11. The only way in which an appeal can be summarily rejected is provided for under Section 79B of the Civil Procedure Act which reads: -79B “Before an appeal from the Subordinate Court to the High Court is heard, a Judge of the High Court shall peruse it, and if he considers there is no sufficient ground for interfering with the decree, part of the decree or order appealed against he may, notwithstanding Section 79C, reject the appeal summarily.” Emphasis mine.Even if this Court was minded to summarily reject the appeal, there is no basis upon which I can exercise that discretion because as of now, there is no record from the Subordinate Court to enable me to do so. Without the record of the Subordinate Court, I cannot give any directions in the appeal as envisaged under Section 79C of the Civil Procedure Act. The Applicants herein are therefore jumping the gun. There is no jurisdiction which this Court can exercise in “dismissing” the appeal in the manner sought by the Applicants.
12. Secondly, no matter how weak the appeal may be, the Appellant is entitled to his day in Court. InSavings And Loan Kenya Ltd v Odongo1987 KLR 294, the Court of Appeal said:-The very foundation upon which any Judicial system vests is that a party who comes to Court shall be heard fairly and fully. The Court is duly bound to hear all parties to a case and failure to do so is an error.”Indeed, as was held by Madan J A In DT Dobie & Company (k) Ltd v Muchina 1982 KLR 1, the power to strike out any pleading is to be exercised in only the clearest of cases. The above was also reiterated in the case of Yaya Towers Ltd v Trade Bank Ltd (in Liquidation) Ca Civil Appeal No 35 of 2000 where the Court said: -A plaintiff is entitled to pursue a claim in our Court however implausible and however improbable his chances of success. Unless the defendant can demonstrate shortly and conclusively that the plaintiff’s claim is bound to fail or is otherwise objectionable as an abuse of the Court, it must be allowed to proceed to trial ............ It cannot be doubted that the Court has inherent jurisdiction to dismiss that which is an abuse of the process of the Court. It is a jurisdiction which ought to be sparingly exercised and only in exceptional cases ………. No suit should be summarily dismissed unless it appears so hopeless that it plainly and obviously discloses no reasonable cause of action and is so weak as to be beyond redemption and incurable by amendment.”The same argument would apply to an appeal. When this appeal is eventually placed before me for directions, I will then exercise my jurisdiction under Section 79B of the Civil Procedure Act, and see if there is no sufficient ground for interfering with the impugned ruling and only then can I reject the said appeal summarily or admit it for hearing. I cannot at this stage purport to dismiss this appeal in the manner sought by the Applicants.

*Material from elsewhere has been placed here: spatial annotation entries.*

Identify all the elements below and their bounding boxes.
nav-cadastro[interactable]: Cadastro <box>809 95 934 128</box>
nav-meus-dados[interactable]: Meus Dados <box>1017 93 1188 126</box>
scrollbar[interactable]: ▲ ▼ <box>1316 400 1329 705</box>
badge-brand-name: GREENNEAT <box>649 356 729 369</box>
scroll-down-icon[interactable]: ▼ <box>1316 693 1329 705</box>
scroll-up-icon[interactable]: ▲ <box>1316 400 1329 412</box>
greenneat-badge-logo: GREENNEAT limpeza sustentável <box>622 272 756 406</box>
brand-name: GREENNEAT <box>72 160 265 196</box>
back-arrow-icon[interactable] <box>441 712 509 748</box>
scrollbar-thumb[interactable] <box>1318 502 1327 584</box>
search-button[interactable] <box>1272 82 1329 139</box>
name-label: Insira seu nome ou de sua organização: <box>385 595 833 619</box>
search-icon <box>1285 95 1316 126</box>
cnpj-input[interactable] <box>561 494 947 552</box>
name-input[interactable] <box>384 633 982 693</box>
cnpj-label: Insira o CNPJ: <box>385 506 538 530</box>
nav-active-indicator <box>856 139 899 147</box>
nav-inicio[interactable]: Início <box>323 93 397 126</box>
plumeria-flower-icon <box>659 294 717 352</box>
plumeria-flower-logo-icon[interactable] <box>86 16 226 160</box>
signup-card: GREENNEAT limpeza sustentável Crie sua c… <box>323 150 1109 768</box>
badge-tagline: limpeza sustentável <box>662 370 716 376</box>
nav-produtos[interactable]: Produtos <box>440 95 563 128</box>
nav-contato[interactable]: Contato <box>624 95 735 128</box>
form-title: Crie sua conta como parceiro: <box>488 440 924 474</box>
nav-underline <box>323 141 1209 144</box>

13. The up – shot of all the above is that the Notice of Motion dated February 7, 2022 is devoid of merit. It is accordingly dismissed with costs.
Boaz N. Olao.J U D G E21st July 2022. Ruling dated, signed and delivered at BUNGOMA by way of electronic mail on this 21st day of july 2022. This ruling was due to be delivered on 12th july 2022 but I was in Nairobi for the Installation ceremony of the Presiding Judge of this Court. The delay is regretted.Boaz N. Olao.J U D G E21st July 2022.